FILE PHOTO: The headquarters of the European Central Bank (ECB) in Frankfurt, Germany, March 12, 2016. REUTERS/Kai Pfaffenbach/File Photo
December 17, 2021
FRANKFURT (Reuters) – Supply chain bottlenecks and new restrictions related to the COVID-19 pandemic will stall growth in Germany around the turn of the year, delaying the recovery of Europe’s biggest economy, the Bundesbank said on Friday.
Struggling with supply shortages, Germany’s vast industrial sector has been unable to meet surging demand in recent months and bottlenecks are now expected to last well into next year, pushing out what was expected to be a robust rebound.
“The German economy will experience a setback in the final quarter of 2021 and the first quarter of 2022 on account of the pandemic, but is set to pick up significant momentum again in spring of next year,” the central bank said in a biannual update of its economic forecasts.
“While pandemic-related restrictions and supply bottlenecks for intermediate goods will stall growth in the final quarter of 2021 and the first quarter of 2022, … private consumption is expected to rise substantially from spring onwards.”
The bank now sees German growth at 4.2% in 2022, below the 5.2% projected six months ago and also below the 4.6% expected by the European Commission.
But growth in 2023 is now seen at 3.2%, almost double June’s 1.7% forecast, suggesting the expansion will be delayed rather than lost.
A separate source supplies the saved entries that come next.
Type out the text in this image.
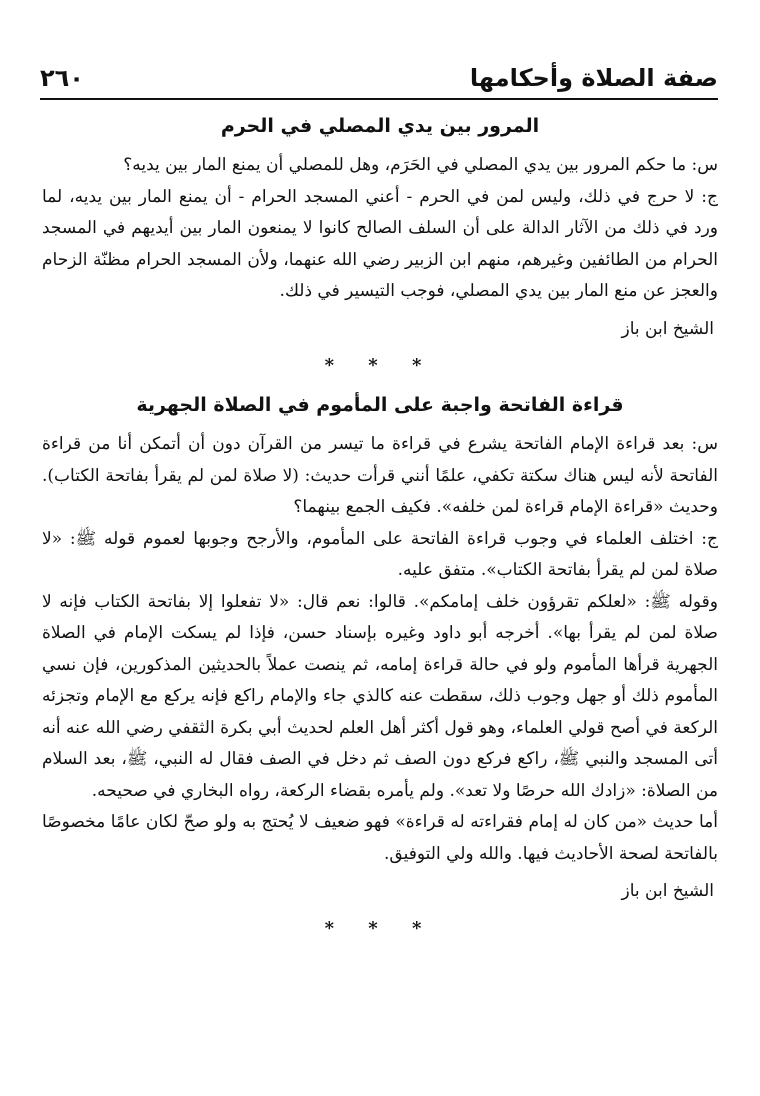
صفة الصلاة وأحكامها
٢٦٠
المرور بين يدي المصلي في الحرم

س: ما حكم المرور بين يدي المصلي في الحَرَم، وهل للمصلي أن يمنع المار بين يديه؟

ج: لا حرج في ذلك، وليس لمن في الحرم - أعني المسجد الحرام - أن يمنع المار بين يديه، لما ورد في ذلك من الآثار الدالة على أن السلف الصالح كانوا لا يمنعون المار بين أيديهم في المسجد الحرام من الطائفين وغيرهم، منهم ابن الزبير رضي الله عنهما، ولأن المسجد الحرام مظنّة الزحام والعجز عن منع المار بين يدي المصلي، فوجب التيسير في ذلك.

الشيخ ابن باز
* * *
قراءة الفاتحة واجبة على المأموم في الصلاة الجهرية

س: بعد قراءة الإمام الفاتحة يشرع في قراءة ما تيسر من القرآن دون أن أتمكن أنا من قراءة الفاتحة لأنه ليس هناك سكتة تكفي، علمًا أنني قرأت حديث: (لا صلاة لمن لم يقرأ بفاتحة الكتاب). وحديث «قراءة الإمام قراءة لمن خلفه». فكيف الجمع بينهما؟

ج: اختلف العلماء في وجوب قراءة الفاتحة على المأموم، والأرجح وجوبها لعموم قوله ﷺ: «لا صلاة لمن لم يقرأ بفاتحة الكتاب». متفق عليه.

وقوله ﷺ: «لعلكم تقرؤون خلف إمامكم». قالوا: نعم قال: «لا تفعلوا إلا بفاتحة الكتاب فإنه لا صلاة لمن لم يقرأ بها». أخرجه أبو داود وغيره بإسناد حسن، فإذا لم يسكت الإمام في الصلاة الجهرية قرأها المأموم ولو في حالة قراءة إمامه، ثم ينصت عملاً بالحديثين المذكورين، فإن نسي المأموم ذلك أو جهل وجوب ذلك، سقطت عنه كالذي جاء والإمام راكع فإنه يركع مع الإمام وتجزئه الركعة في أصح قولي العلماء، وهو قول أكثر أهل العلم لحديث أبي بكرة الثقفي رضي الله عنه أنه أتى المسجد والنبي ﷺ، راكع فركع دون الصف ثم دخل في الصف فقال له النبي، ﷺ، بعد السلام من الصلاة: «زادك الله حرصًا ولا تعد». ولم يأمره بقضاء الركعة، رواه البخاري في صحيحه.

أما حديث «من كان له إمام فقراءته له قراءة» فهو ضعيف لا يُحتج به ولو صحّ لكان عامًا مخصوصًا بالفاتحة لصحة الأحاديث فيها. والله ولي التوفيق.

الشيخ ابن باز
* * *
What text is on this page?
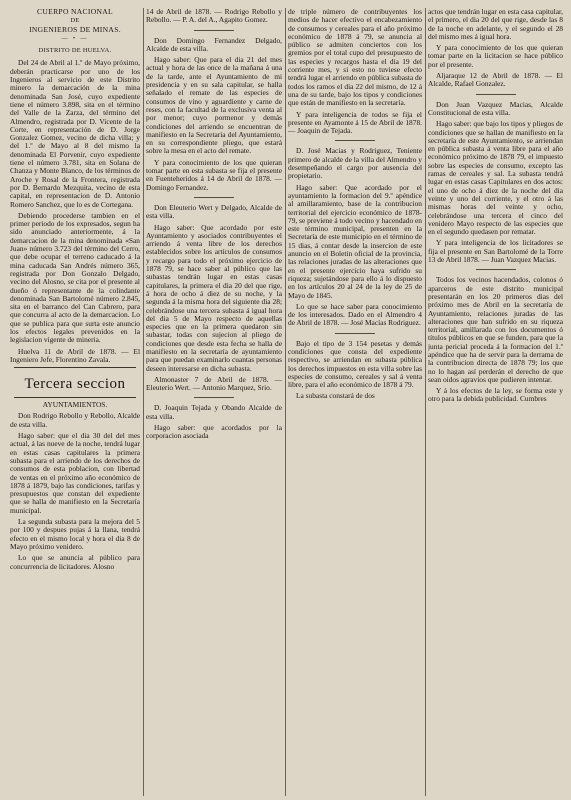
CUERPO NACIONAL

DE

INGENIEROS DE MINAS.

— • —

DISTRITO DE HUELVA.

Del 24 de Abril al 1.º de Mayo próximo, deberán practicarse por uno de los Ingenieros al servicio de este Distrito minero la demarcación de la mina denominada San José, cuyo expediente tiene el número 3.898, sita en el término del Valle de la Zarza, del término del Almendro, registrada por D. Vicente de la Corte, en representación de D. Jorge Gonzalez Gomez, vecino de dicha villa; y del 1.º de Mayo al 8 del mismo la denominada El Porvenir, cuyo expediente tiene el número 3.781, sita en Solana de Chanza y Monte Blanco, de los términos de Aroche y Rosal de la Frontera, registrada por D. Bernardo Mezquita, vecino de esta capital, en representacion de D. Antonio Romero Sanchez, que lo es de Cortegana.

Debiendo procederse tambien en el primer periodo de los expresados, segun ha sido anunciado anteriormente, á la demarcacion de la mina denominada «San Juan» número 3.723 del término del Cerro, que debe ocupar el terreno caducado á la mina caducada San Andrés número 365, registrada por Don Gonzalo Delgado, vecino del Alosno, se cita por el presente al dueño ó representante de la colindante denominada San Bartolomé número 2.845, sita en el barranco del Can Cabrero, para que concurra al acto de la demarcacion. Lo que se publica para que surta este anuncio los efectos legales prevenidos en la legislacion vigente de mineria.

Huelva 11 de Abril de 1878. — El Ingeniero Jefe, Florentino Zavala.

Tercera seccion

AYUNTAMIENTOS.

Don Rodrigo Rebollo y Rebollo, Alcalde de esta villa.

Hago saber: que el dia 30 del del mes actual, á las nueve de la noche, tendrá lugar en estas casas capitulares la primera subasta para el arriendo de los derechos de consumos de esta poblacion, con libertad de ventas en el próximo año económico de 1878 á 1879, bajo las condiciones, tarifas y presupuestos que constan del expediente que se halla de manifiesto en la Secretaría municipal.

La segunda subasta para la mejora del 5 por 100 y despues pujas á la llana, tendrá efecto en el mismo local y hora el dia 8 de Mayo próximo venidero.

Lo que se anuncia al público para concurrencia de licitadores. Alosno

14 de Abril de 1878. — Rodrigo Rebollo y Rebollo. — P. A. del A., Agapito Gomez.

Don Domingo Fernandez Delgado, Alcalde de esta villa.

Hago saber: Que para el dia 21 del mes actual y hora de las once de la mañana á una de la tarde, ante el Ayuntamiento de mi presidencia y en su sala capitular, se halla señalado el remate de las especies de consumos de vino y aguardiente y carne de reses, con la facultad de la exclusiva venta al por menor; cuyo pormenor y demás condiciones del arriendo se encuentran de manifiesto en la Secretaria del Ayuntamiento, en su correspondiente pliego, que estará sobre la mesa en el acto del remate.

Y para conocimiento de los que quieran tomar parte en esta subasta se fija el presente en Fuenteheridos á 14 de Abril de 1878. — Domingo Fernandez.

Don Eleuterio Wert y Delgado, Alcalde de esta villa.

Hago saber: Que acordado por este Ayuntamiento y asociados contribuyentes el arriendo á venta libre de los derechos establecidos sobre los artículos de consumos y recargo para todo el próximo ejercicio de 1878 79, se hace saber al público que las subastas tendrán lugar en estas casas capitulares, la primera el dia 20 del que rige, á hora de ocho á diez de su noche, y la segunda á la misma hora del siguiente dia 28; celebrándose una tercera subasta á igual hora del dia 5 de Mayo respecto de aquellas especies que en la primera quedaron sin subastar, todas con sujecion al pliego de condiciones que desde esta fecha se halla de manifiesto en la secretaría de ayuntamiento para que puedan examinarlo cuantas personas deseen interesarse en dicha subasta.

Almonaster 7 de Abril de 1878. — Eleuterio Wert. — Antonio Marquez, Srio.

D. Joaquin Tejada y Obando Alcalde de esta villa.

Hago saber: que acordados por la corporacion asociada

de triple número de contribuyentes los medios de hacer efectivo el encabezamiento de consumos y cereales para el año próximo económico de 1878 á 79, se anuncia al público se admiten conciertos con los gremios por el total cupo del presupuesto de las especies y recargos hasta el dia 19 del corriente mes, y si esto no tuviese efecto tendrá lugar el arriendo en pública subasta de todos los ramos el dia 22 del mismo, de 12 á una de su tarde, bajo los tipos y condiciones que están de manifiesto en la secretaría.

Y para inteligencia de todos se fija el presente en Ayamonte á 15 de Abril de 1878. — Joaquin de Tejada.

D. José Macias y Rodriguez, Teniente primero de alcalde de la villa del Almendro y desempeñando el cargo por ausencia del propietario.

Hago saber: Que acordado por el ayuntamiento la formacion del 9.º apéndice al amillaramiento, base de la contribucion territorial del ejercicio económico de 1878-79, se previene á todo vecino y hacendado en este término municipal, presenten en la Secretaría de este municipio en el término de 15 dias, á contar desde la insercion de este anuncio en el Boletin oficial de la provincia, las relaciones juradas de las alteraciones que en el presente ejercicio haya sufrido su riqueza; sujetándose para ello á lo dispuesto en los artículos 20 al 24 de la ley de 25 de Mayo de 1845.

Lo que se hace saber para conocimiento de los interesados. Dado en el Almendro 4 de Abril de 1878. — José Macías Rodriguez.

Bajo el tipo de 3 154 pesetas y demás condiciones que consta del expediente respectivo, se arriendan en subasta pública los derechos impuestos en esta villa sobre las especies de consumo, cereales y sal á venta libre, para el año económico de 1878 á 79.

La subasta constará de dos

actos que tendrán lugar en esta casa capitular, el primero, el dia 20 del que rige, desde las 8 de la noche en adelante, y el segundo el 28 del mismo mes á igual hora.

Y para conocimiento de los que quieran tomar parte en la licitacion se hace público por el presente.

Aljaraque 12 de Abril de 1878. — El Alcalde, Rafael Gonzalez.

Don Juan Vazquez Macias, Alcalde Constitucional de esta villa.

Hago saber: que bajo los tipos y pliegos de condiciones que se hallan de manifiesto en la secretaría de este Ayuntamiento, se arriendan en pública subasta á venta libre para el año económico próximo de 1878 79, el impuesto sobre las especies de consumo, excepto las ramas de cereales y sal. La subasta tendrá lugar en estas casas Capitulares en dos actos: el uno de ocho á diez de la noche del dia veinte y uno del corriente, y el otro á las mismas horas del veinte y ocho, celebrándose una tercera el cinco del venidero Mayo respecto de las especies que en el segundo quedasen por rematar.

Y para inteligencia de los licitadores se fija el presente en San Bartolomé de la Torre 13 de Abril 1878. — Juan Vazquez Macias.

Todos los vecinos hacendados, colonos ó aparceros de este distrito municipal presentarán en los 20 primeros dias del próximo mes de Abril en la secretaría de Ayuntamiento, relaciones juradas de las alteraciones que han sufrido en su riqueza territorial, amillarada con los documentos ó títulos públicos en que se funden, para que la junta pericial proceda á la formacion del 1.º apéndice que ha de servir para la derrama de la contribucion directa de 1878 79; los que no lo hagan así perderán el derecho de que sean oidos agravios que pudieren intentar.

Y á los efectos de la ley, se forma este y otro para la debida publicidad. Cumbres
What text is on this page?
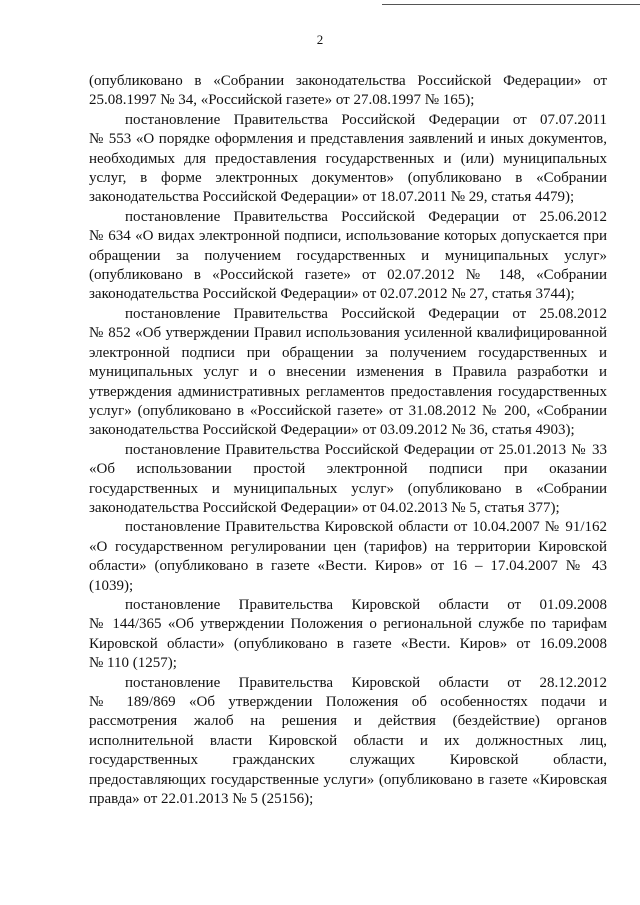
2

(опубликовано в «Собрании законодательства Российской Федерации» от
25.08.1997 № 34, «Российской газете» от 27.08.1997 № 165);

постановление Правительства Российской Федерации от 07.07.2011
№ 553 «О порядке оформления и представления заявлений и иных документов,
необходимых для предоставления государственных и (или) муниципальных
услуг, в форме электронных документов» (опубликовано в «Собрании
законодательства Российской Федерации» от 18.07.2011 № 29, статья 4479);

постановление Правительства Российской Федерации от 25.06.2012
№ 634 «О видах электронной подписи, использование которых допускается при
обращении за получением государственных и муниципальных услуг»
(опубликовано в «Российской газете» от 02.07.2012 № 148, «Собрании
законодательства Российской Федерации» от 02.07.2012 № 27, статья 3744);

постановление Правительства Российской Федерации от 25.08.2012
№ 852 «Об утверждении Правил использования усиленной квалифицированной
электронной подписи при обращении за получением государственных и
муниципальных услуг и о внесении изменения в Правила разработки и
утверждения административных регламентов предоставления государственных
услуг» (опубликовано в «Российской газете» от 31.08.2012 № 200, «Собрании
законодательства Российской Федерации» от 03.09.2012 № 36, статья 4903);

постановление Правительства Российской Федерации от 25.01.2013 № 33
«Об использовании простой электронной подписи при оказании
государственных и муниципальных услуг» (опубликовано в «Собрании
законодательства Российской Федерации» от 04.02.2013 № 5, статья 377);

постановление Правительства Кировской области от 10.04.2007 № 91/162
«О государственном регулировании цен (тарифов) на территории Кировской
области» (опубликовано в газете «Вести. Киров» от 16 – 17.04.2007 № 43
(1039);

постановление Правительства Кировской области от 01.09.2008
№ 144/365 «Об утверждении Положения о региональной службе по тарифам
Кировской области» (опубликовано в газете «Вести. Киров» от 16.09.2008
№ 110 (1257);

постановление Правительства Кировской области от 28.12.2012
№ 189/869 «Об утверждении Положения об особенностях подачи и
рассмотрения жалоб на решения и действия (бездействие) органов
исполнительной власти Кировской области и их должностных лиц,
государственных гражданских служащих Кировской области,
предоставляющих государственные услуги» (опубликовано в газете «Кировская
правда» от 22.01.2013 № 5 (25156);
Inflation projections were also revised up.
Price growth is now expected to hold above the European Central Bank’s 2% target throughout the Bundesbank’s projection horizon.
Consumer price inflation is now seen at 3.6% in 2022, double the rate projected six months ago, before a decline to 2.2% in both 2023 and 2024, the German central bank said. (This story corrects 2023 growth in 6th paragraph to 3.2%)
(Reporting by Balazs Koranyi; editing by John Stonestreet)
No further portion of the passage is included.